这东西样子奇丑无必,圆形的盒子里的水,或者称之为药的颜色比煤炭还黑,关键上面还飘着一层油乎乎的黏糊糊的东西。
额……
花不语一看,睡意全无。
玉扇虽然也觉得这东西样子确实难看了些,皱巴巴的似乎不能吃的样子,但好在闻着倒是有种清香,想来应该没有什么吧。
“姑娘,这可是连衣先生搜遍千万年的药方找到的最最快速补身体的药物,所以为了你的身体,你说什么都要喝掉的。”
花不语捂住嘴巴,拒绝喝药。
这下子,可是愁坏了玉扇。玉扇想,若是姑娘伤的轻,不喝也就不喝吧,关键姑娘伤的这么重,若还是不喝药,那岂不是伤越拖着越严重,她到时候没有办法跟花老交代,关键这姑娘一直睡着,她也不好自由行动,虽然她有心想要找花老去,可是姑娘这里,她也不能不管不顾啊,所以她左思右想,就觉得不管用什么方法,都要让姑娘好好配合连衣先生。想来,连衣先生也是辛苦,据浮尘讲,他可是等了一个上午另外加个把时辰也没有等到连衣找到,之后他又找了多久,他就不知道了,可见连衣先生确实把姑娘的伤放在心上,所以说什么也不能浪费连衣先生的心意,毕竟这药怎么想怎么来之不易,只是不管她说多少好话外加不小心威胁了姑娘几句,可是姑娘像没有听到一样,竟然径直下床走出去。
玉扇一把拦住,姑娘万一出去太久,这药就要凉了,岂不是药效不好了?
花不语皱眉地看着玉扇:“玉扇,你让开些。你这样站在门前面,我出不去。”
花不语说出这话的语气与平常一样,也没有生气。
玉扇稍稍大胆了些:“姑娘,你要是不喝这药,我直接找浮尘去。”
“好啊。”花不语不在意地说,“正好,让他帮我喝了。”
玉扇生气:“姑娘,这是你的药。“
玉扇捧着这东西,一直强调这个事实。
花不语当然知道,笑说:“那你找他做什么?”
“我……”玉扇语塞,忽然,她灵机一转,说,“我找他劝你喝药。”
花不语摇了摇头:“玉扇,你忘记了。平常都是我劝他喝药。”
“……”玉扇知道她说错了人,只是那人的名字,她一旦说出口,不知道姑娘会不会生气?只是现在他人在这边,也没有见姑娘赶人,说明姑娘还是能够接受见到他的,若是能够接受见到他,那是不是意味着她就能接受听到他的名字呢?
玉扇试探性地问了一句:“那另一人呢?”
花不语见玉扇一点都没有让开的意思,她站着也挺累的,便直接找了一个矮矮的软榻坐了下来。
“谁啊?”她没有在意。
玉扇倒是没有想到姑娘压根没有多想,她感觉自己背后都出汗了,可是姑娘竟然一点反应都没有,太失望了,还是她话题的跳跃性太强,姑娘一时没有领会到呢?
玉扇咬牙,干脆直说。
“洛炎啊!”
花不语只是听到这个名字,心便忍不住痛了一下,脸色变得不是太好了。
“这与他没有什么关系吧?”她淡淡地说着,仍旧是平常的语气,只是玉扇却突然察觉出自己貌似犯了大错。
“姑娘!”她叫道。
花不语仿若不闻,记忆似乎回到了从前。
过了许久,花不语轻叹了一声,都过去了。她不应该只是因为一个名字便牵扯出太多的情绪,没有等她回神,眼睛便迷蒙了起来。

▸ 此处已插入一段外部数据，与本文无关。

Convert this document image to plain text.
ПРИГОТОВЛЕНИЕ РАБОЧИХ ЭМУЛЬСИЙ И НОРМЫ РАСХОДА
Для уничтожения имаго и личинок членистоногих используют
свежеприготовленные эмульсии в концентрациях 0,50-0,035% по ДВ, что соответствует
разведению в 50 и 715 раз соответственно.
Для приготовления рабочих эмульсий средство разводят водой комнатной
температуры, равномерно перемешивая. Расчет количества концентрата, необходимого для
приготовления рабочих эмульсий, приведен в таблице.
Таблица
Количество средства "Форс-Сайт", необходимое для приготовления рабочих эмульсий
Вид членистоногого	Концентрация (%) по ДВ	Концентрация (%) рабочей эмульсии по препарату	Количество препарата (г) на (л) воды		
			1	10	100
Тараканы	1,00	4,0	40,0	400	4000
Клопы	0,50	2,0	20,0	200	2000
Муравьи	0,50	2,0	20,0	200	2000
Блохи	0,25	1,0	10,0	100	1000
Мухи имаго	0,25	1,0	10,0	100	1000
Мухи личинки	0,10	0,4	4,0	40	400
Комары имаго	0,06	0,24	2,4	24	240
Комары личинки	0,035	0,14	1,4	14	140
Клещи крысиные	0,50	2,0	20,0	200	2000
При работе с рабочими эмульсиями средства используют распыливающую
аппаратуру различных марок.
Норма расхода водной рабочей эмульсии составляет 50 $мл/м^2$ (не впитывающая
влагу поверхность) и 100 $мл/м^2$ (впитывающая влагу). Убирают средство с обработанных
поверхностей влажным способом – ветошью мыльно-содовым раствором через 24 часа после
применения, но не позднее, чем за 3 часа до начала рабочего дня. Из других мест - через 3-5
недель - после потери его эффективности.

她笑了笑,站起身来,对玉扇说:“玉扇,你说的对。人总要面对一些不愿面对的事实。这药我喝了。”
玉扇对于这一句话的第一反应便是,姑娘你确定这话是我说的,而不是你说的?还有姑娘说了什么来着。
玉扇一直盼着的事情突然间降临了,她竟然有些呆愣住了,显然不相信自己听到了什么。
“姑娘,你说要喝药,对吗?”玉扇一脸兴奋地直直地捧着油腻的汤药过来了。
花不语虽然不甘愿,不过既然答应了玉扇,那就要做到。不过是吃药罢了,还能死人不成?
“嗯。”
玉扇慌忙拿了一个汤勺,放了进去。
她根据连衣先生的解释,开始向花不语说明起来:“姑娘,这东西大补。这里面有连衣先生专门派人从很远的地方千辛万苦地运来的各种各样的虫子。你要先把它们吃掉,然后才能把汤药喝掉,当然如果姑娘你胃口还不错,倒是可以圆形的壳给吃掉,据说这东西也很补身体呢。”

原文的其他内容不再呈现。